O'Connell, who is advised by Tarnita and has spent two summers at Mpala — the first as a Princeton Environmental Institute summer intern — accessed 15-20 years of data for his senior thesis on a group of climbing vines called lianas that grow rampantly when large herbivores such as elephants are absent. "It's nice that a few people set this up and now everyone has access to it, essentially," O'Connell said.
"It makes getting an undergraduate project done a lot more feasible," he said. "Princeton does a great job of making these opportunities available to undergraduates. There are a lot of interesting questions you can ask here, which makes it a great place for undergraduates to come, especially."

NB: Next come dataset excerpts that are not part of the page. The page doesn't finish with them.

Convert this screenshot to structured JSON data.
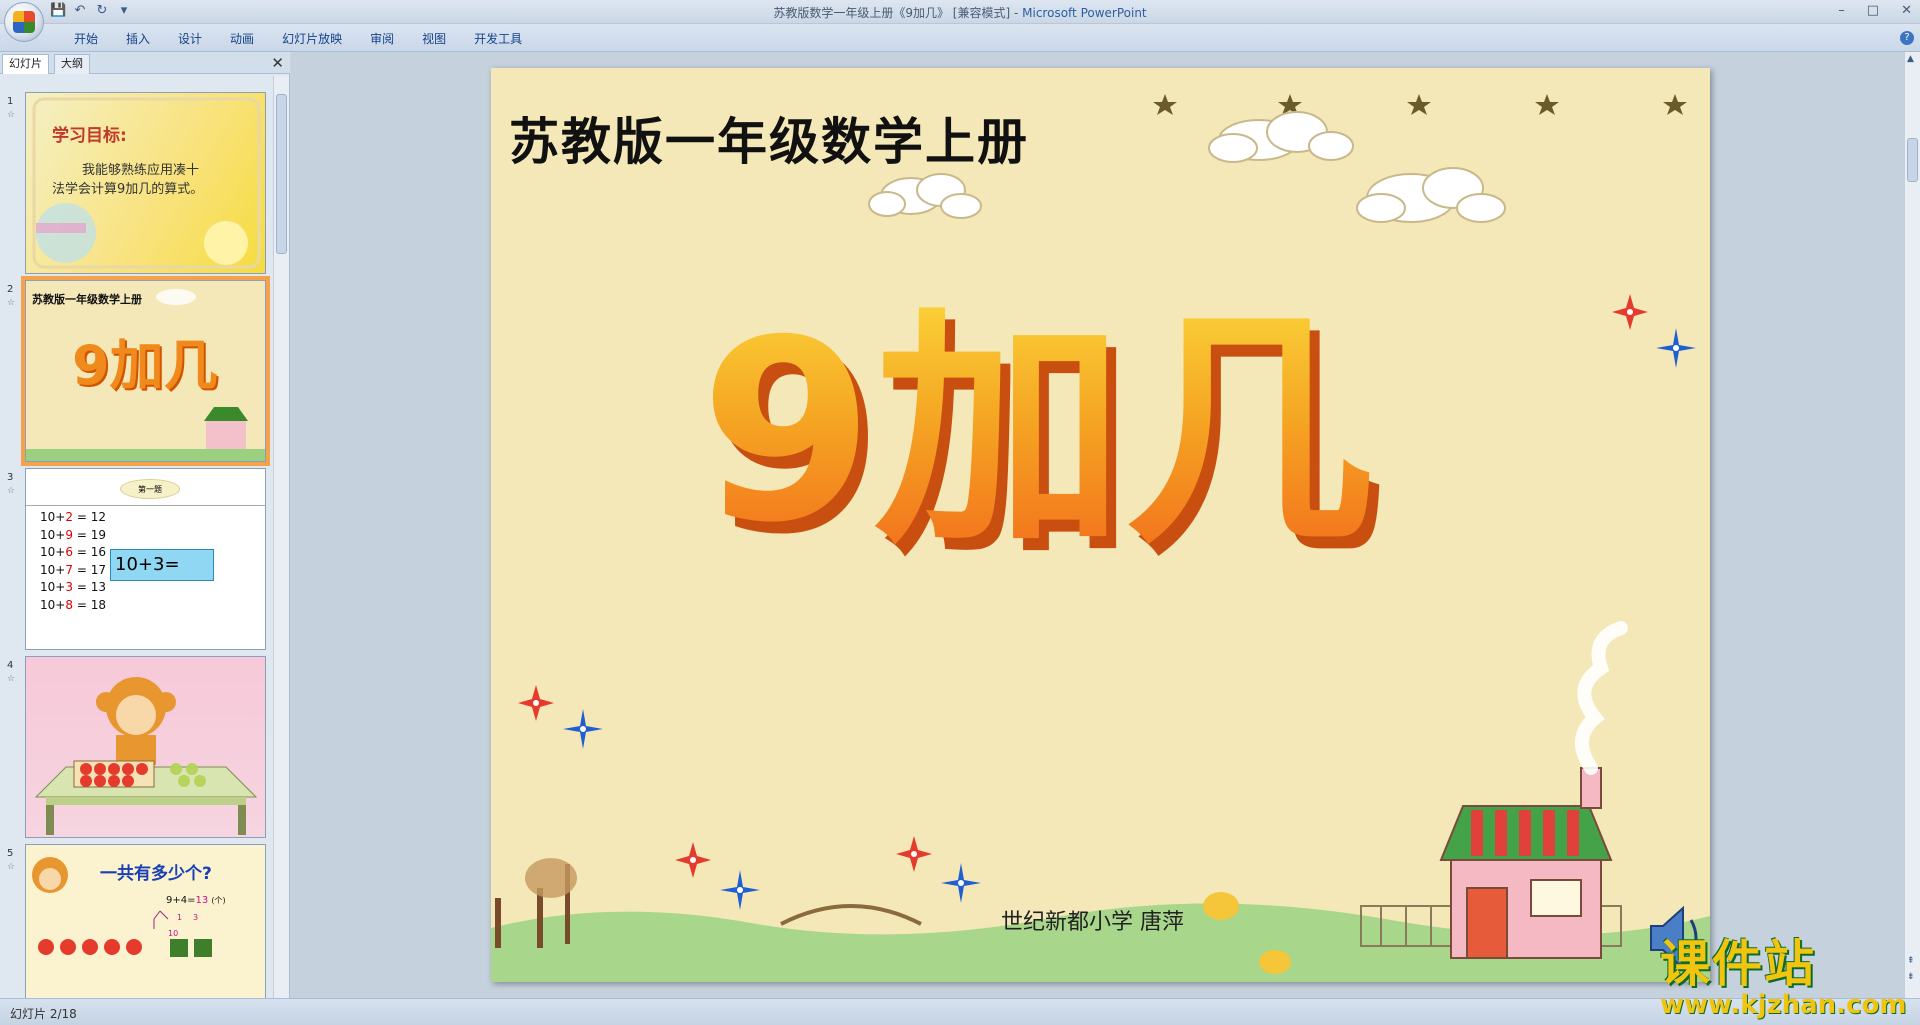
{
  "window": {
    "title_prefix": "苏教版数学一年级上册《9加几》 [兼容模式] - ",
    "app_name": "Microsoft PowerPoint",
    "minimize": "–",
    "maximize": "□",
    "close": "✕"
  },
  "ribbon": {
    "tabs": [
      "开始",
      "插入",
      "设计",
      "动画",
      "幻灯片放映",
      "审阅",
      "视图",
      "开发工具"
    ],
    "help": "?"
  },
  "pane": {
    "tab_slides": "幻灯片",
    "tab_outline": "大纲",
    "close": "✕"
  },
  "thumbnails": [
    {
      "number": "1",
      "title": "学习目标:",
      "text1": "我能够熟练应用凑十",
      "text2": "法学会计算9加几的算式。"
    },
    {
      "number": "2",
      "title": "苏教版一年级数学上册",
      "big": "9加几"
    },
    {
      "number": "3",
      "bubble": "第一题",
      "rows": [
        {
          "a": "10",
          "op": "+",
          "b": "2",
          "eq": "=",
          "r": "12"
        },
        {
          "a": "10",
          "op": "+",
          "b": "9",
          "eq": "=",
          "r": "19"
        },
        {
          "a": "10",
          "op": "+",
          "b": "6",
          "eq": "=",
          "r": "16"
        },
        {
          "a": "10",
          "op": "+",
          "b": "7",
          "eq": "=",
          "r": "17"
        },
        {
          "a": "10",
          "op": "+",
          "b": "3",
          "eq": "=",
          "r": "13"
        },
        {
          "a": "10",
          "op": "+",
          "b": "8",
          "eq": "=",
          "r": "18"
        }
      ],
      "box": "10+3="
    },
    {
      "number": "4"
    },
    {
      "number": "5",
      "title": "一共有多少个?",
      "formula": "9+4=",
      "answer": "13",
      "unit": "(个)",
      "n1": "1",
      "n2": "3",
      "n3": "10"
    }
  ],
  "slide": {
    "title": "苏教版一年级数学上册",
    "big_text": "9加几",
    "author": "世纪新都小学  唐萍"
  },
  "status": {
    "text": "幻灯片 2/18"
  },
  "watermark": {
    "cn": "课件站",
    "url": "www.kjzhan.com"
  },
  "colors": {
    "slide_bg": "#f4e8b8",
    "accent_orange": "#f08a1c",
    "selected_thumb": "#f6a24a"
  }
}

A distinguishing feature of Mpala is that researchers are provided housing, meals, laundry service and other necessities so that they can fully devote their time to research, Rubenstein said. The center's main area contains approximately 130 beds in two buildings and a nearby campground, as well as a laboratory, offices, a dining room and kitchen and classrooms. All drinking water and most other water used at the center is harvested from rainwater.
"Providing a good infrastructure can transform the way you do science," said Rubenstein, who recalled his years of camping in national parks throughout Africa and allotting several hours a day to just surviving. "When you're coming here and your days are precious few, you want every day to count, and so we built Mpala to be a full-service research center. It all goes back to the center's mission of helping people become better scientists."